Unique in Central Europe: the Botanisches Museum offers visitors a journey into nature and science to discover the fascinating world of flora.
The permanent exhibition in the Botanical Museum is closed until 2023 due to renovation work.
Please note: The current opening and closing hours and special hygiene rules for the Covid-19 are available on this website.
The Botanisches Museum in Berlin-Dahlem teaches you exciting facts about the world of plants. Explore parts of the original collection of Alexander Wilhelm von Humboldt and vegetable grave goods of the Egyptian Pharaohs. Especially worth seeing is the glass laboratory with its miniature biospheres where the larger botanical context is graphically represented. The Museum complements the surrounding 43 hectares of botanical gardens.
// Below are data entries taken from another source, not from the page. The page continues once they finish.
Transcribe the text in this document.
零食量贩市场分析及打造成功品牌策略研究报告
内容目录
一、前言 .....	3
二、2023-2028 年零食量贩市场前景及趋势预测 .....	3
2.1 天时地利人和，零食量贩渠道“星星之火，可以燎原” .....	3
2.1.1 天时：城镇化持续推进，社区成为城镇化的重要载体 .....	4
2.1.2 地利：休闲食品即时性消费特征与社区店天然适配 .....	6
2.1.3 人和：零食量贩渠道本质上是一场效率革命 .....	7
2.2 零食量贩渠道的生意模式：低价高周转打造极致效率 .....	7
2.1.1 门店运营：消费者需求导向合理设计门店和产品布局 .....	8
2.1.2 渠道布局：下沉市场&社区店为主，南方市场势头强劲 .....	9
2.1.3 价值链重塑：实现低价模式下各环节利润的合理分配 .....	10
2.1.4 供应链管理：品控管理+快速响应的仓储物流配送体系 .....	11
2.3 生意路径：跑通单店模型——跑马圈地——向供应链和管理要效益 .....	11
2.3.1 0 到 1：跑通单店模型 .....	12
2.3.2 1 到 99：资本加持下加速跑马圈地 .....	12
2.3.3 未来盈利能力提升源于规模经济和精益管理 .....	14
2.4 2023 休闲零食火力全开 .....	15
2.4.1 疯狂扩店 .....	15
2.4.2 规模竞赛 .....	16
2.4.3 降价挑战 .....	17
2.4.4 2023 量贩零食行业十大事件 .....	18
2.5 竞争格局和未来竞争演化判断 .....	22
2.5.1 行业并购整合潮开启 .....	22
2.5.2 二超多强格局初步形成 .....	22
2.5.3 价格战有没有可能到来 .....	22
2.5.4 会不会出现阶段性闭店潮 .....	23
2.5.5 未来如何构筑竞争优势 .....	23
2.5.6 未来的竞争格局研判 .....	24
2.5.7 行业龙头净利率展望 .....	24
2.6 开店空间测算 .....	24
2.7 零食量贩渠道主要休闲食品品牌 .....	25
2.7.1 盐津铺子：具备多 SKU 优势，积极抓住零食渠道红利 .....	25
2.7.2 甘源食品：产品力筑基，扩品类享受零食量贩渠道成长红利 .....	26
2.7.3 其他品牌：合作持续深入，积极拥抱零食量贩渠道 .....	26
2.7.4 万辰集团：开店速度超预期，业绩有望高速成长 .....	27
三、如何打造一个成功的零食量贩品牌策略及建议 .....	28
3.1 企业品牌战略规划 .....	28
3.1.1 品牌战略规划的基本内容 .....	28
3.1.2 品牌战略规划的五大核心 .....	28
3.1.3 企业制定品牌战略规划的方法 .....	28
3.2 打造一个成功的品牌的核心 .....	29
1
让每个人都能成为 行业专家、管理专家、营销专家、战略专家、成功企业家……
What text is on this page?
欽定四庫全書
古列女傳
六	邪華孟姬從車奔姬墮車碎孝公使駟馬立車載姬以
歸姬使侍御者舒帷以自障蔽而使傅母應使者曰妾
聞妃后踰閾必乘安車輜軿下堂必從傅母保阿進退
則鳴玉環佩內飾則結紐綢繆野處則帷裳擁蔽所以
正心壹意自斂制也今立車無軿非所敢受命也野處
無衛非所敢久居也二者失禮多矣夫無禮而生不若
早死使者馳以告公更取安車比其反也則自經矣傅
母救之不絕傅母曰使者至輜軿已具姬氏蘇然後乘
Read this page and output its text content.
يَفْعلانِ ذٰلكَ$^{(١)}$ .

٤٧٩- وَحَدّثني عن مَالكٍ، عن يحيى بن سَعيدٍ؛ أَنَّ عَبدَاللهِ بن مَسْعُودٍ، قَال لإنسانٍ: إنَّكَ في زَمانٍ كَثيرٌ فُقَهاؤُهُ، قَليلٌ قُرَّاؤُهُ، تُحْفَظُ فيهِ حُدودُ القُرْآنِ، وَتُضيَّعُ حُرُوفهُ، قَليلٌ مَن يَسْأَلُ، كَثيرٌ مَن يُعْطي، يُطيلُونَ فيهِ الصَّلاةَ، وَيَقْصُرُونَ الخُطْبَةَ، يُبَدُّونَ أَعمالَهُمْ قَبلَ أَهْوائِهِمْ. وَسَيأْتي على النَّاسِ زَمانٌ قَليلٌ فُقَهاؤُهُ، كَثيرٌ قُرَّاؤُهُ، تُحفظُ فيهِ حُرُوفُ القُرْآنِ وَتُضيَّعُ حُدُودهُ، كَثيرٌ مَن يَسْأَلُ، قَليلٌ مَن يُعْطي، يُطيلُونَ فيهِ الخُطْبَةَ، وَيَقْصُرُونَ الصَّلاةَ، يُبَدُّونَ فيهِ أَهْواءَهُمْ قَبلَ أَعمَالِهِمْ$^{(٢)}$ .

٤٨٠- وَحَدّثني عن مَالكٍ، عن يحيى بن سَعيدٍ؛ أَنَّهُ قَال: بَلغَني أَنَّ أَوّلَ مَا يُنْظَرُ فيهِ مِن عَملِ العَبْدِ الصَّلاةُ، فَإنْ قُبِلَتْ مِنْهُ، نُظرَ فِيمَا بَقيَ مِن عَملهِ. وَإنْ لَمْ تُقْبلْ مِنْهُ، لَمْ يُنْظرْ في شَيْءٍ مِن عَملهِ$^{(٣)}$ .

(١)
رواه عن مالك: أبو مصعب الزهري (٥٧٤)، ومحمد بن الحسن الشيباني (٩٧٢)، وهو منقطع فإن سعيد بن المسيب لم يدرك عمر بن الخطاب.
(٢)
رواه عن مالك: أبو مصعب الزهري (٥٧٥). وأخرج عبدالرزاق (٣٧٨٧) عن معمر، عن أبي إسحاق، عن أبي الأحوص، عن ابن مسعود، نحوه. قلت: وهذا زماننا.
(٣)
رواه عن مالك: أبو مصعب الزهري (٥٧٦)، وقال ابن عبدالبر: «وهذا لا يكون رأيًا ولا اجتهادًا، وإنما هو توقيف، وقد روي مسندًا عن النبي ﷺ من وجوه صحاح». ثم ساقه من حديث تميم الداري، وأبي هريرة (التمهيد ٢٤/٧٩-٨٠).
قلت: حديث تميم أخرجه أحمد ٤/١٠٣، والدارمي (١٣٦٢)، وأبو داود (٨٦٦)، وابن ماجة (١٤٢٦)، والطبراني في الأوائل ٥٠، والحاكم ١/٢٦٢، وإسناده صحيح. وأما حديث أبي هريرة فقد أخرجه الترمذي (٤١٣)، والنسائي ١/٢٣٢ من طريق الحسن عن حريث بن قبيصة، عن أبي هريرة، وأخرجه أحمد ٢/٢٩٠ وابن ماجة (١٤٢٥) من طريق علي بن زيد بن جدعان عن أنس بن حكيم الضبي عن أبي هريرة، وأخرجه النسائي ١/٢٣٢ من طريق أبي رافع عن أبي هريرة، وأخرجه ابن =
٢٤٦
Nature and history in the Botanical Museum
The very first botanical garden of Berlin is actually the fruit and kitchen garden of the City Palace. In the 17th century, a kitchen garden is created in the Schöneberg district, becoming part of the Friedrich-Wilhelms University. This has evolved into the Botanical Garden. In 1880, the Herbarium presents its first exhibition. At the beginning of the 20th century, the Berlin Botanical Garden is relocated to Dahlem. Its counterpart, the Botanical Museum, opens its doors to the inquisitive in 1905. It relies on the work of scholar Alexander von Humboldt, who has collected more than 60,000 plants on research trips. Post war reconstruction happens in the 1980s, and the incorporation of the free University House in 1996 leads to the building's present state. The Botanical Museum demonstrates the detailed construction of plants and history of flora. You can find out about the role crops play in the development of people. Highlights include Egyptian grave goods collected by Alexander Humboldt: flower garlands and flowers from the tombs of the Pharaohs Ramses II, Ahmoses and Amenhotep II and the Princess Nes-Chonsu. The collection is the largest of its kind outside Egypt. See enlargements of parts of plants and miniature models. Microscopic specimens become giant and an entire forest is compressed into a moving box. Discover how the climate affects the shape of plants, and delve into current research in the glass laboratory.
Highlights at the Botanical Museum
- large flower room filled with cabinets and light panels
- comprehensible models of plants and their habitats
- original Egyptian Pharaoh grave goods
- seed bank and herbarium
- glass laboratory
Our tips for activities in the vicinity
In addition to the Botanical Museum, the Botanical Garden is very worth seeing. With innumerable plant species, it is the largest in all of Germany. Walk through the Arboretum and visit the magnificent greenhouses from the Imperial period. The Rittergut (Manor House) at Domäne Dahlem is agricultural land for over 800 years and has, since the 1970s, been host to the Agricultural History Museum. The Museum of European Cultures on Arnimallee presents a colourful collection of exhibits of everyday culture. Whether music, art or local cuisine - the collection offers unusual insights into the lives of the people of Europe. You can also visit the Schwartzsche Villa at Rathaus Steglitz and experience concerts, exhibitions or lectures. The Brücke-Museum displays over 400 expressionist works of art by painters such as Ernst Ludwig Kirchner, Emil Nolde and Karl Schmidt-Rottluff.
Your visit at the Botanischen Museum
You can reach the Botanical Museum via the stations Dahlem-Dorf, Rathaus Steglitz and Podbielskiallee. These are operated by U3 and U9 lines. Arrive promptly on the S1 at stops Rathaus Steglitz and Botanischer Garten. Directly in front of the Museum are the M48, X buses 83 and 101 bus stops. Groups of over 12 persons receive a discount. Children under 6 years old can enter free of charge, as can those with a Museum Pass. In summer, admission is half price. School classes also enjoy free admission.